Secondly, the child has three years from their 18th birthday to bring a claim, not three years from the date of the accident, which is the case with an adult’s personal injury claim. For example, if a child aged five was involved in an accident in a park, that child would have until their 21st birthday to pursue a personal injury claim.
As solicitors, we must proceed with caution when dealing with a child’s case to ensure that they are fully compensated for their injury. A child’s claim cannot be settled until the child has fully recovered from their injury. If the child has sustained a permanent injury then a final medical report must be obtained confirming this prior to settlement of the claim.
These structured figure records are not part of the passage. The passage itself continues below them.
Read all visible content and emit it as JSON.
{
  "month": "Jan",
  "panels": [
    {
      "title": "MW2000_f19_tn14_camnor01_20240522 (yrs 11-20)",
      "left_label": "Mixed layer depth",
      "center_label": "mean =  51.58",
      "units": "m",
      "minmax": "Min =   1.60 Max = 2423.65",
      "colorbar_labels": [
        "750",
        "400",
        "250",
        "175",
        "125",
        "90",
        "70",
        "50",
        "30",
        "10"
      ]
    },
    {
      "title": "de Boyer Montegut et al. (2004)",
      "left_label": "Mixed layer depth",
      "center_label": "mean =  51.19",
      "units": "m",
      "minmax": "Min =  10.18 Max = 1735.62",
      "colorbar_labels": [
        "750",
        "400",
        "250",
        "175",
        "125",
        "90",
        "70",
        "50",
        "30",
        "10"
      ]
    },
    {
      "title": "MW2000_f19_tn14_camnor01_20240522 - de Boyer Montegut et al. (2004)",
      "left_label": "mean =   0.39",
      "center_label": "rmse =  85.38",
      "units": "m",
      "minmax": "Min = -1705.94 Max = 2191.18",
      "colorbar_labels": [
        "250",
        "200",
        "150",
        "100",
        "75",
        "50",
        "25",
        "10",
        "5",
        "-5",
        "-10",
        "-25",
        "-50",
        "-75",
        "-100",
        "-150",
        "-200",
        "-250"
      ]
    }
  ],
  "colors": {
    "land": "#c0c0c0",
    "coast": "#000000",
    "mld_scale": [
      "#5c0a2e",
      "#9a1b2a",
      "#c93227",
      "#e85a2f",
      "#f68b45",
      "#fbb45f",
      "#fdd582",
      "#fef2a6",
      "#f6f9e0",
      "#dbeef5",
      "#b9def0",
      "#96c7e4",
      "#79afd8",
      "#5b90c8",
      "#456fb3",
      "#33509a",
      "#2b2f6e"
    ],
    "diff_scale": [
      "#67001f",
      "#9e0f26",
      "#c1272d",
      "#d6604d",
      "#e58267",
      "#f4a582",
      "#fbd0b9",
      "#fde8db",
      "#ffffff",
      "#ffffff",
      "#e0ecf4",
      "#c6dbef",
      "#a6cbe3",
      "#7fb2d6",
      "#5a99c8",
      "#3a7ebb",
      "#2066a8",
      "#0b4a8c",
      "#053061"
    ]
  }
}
Once settlement has been agreed between the parties, a short hearing must take place at court for a judge to approve the settlement. Again, this is to ensure that the child is being fully compensated for their injury. This hearing is known as an “infant approval hearing” and usually lasts for no longer than 10-15 minutes. The injured child must attend the hearing along with their adult representative.
Following approval by the court, the child’s compensation will be placed in a high interest account and released to the child on their 18th birthday. If the child needs their compensation prior to their 18th birthday, whether in whole or in part, then an application must be made to the court. The court will usually only grant such a request if the money is needed for educational or employment purposes, e.g. to purchase a computer, college/study materials or maybe even driving lessons. This request can be made at the infant approval hearing or any date prior to the child’s 18th birthday.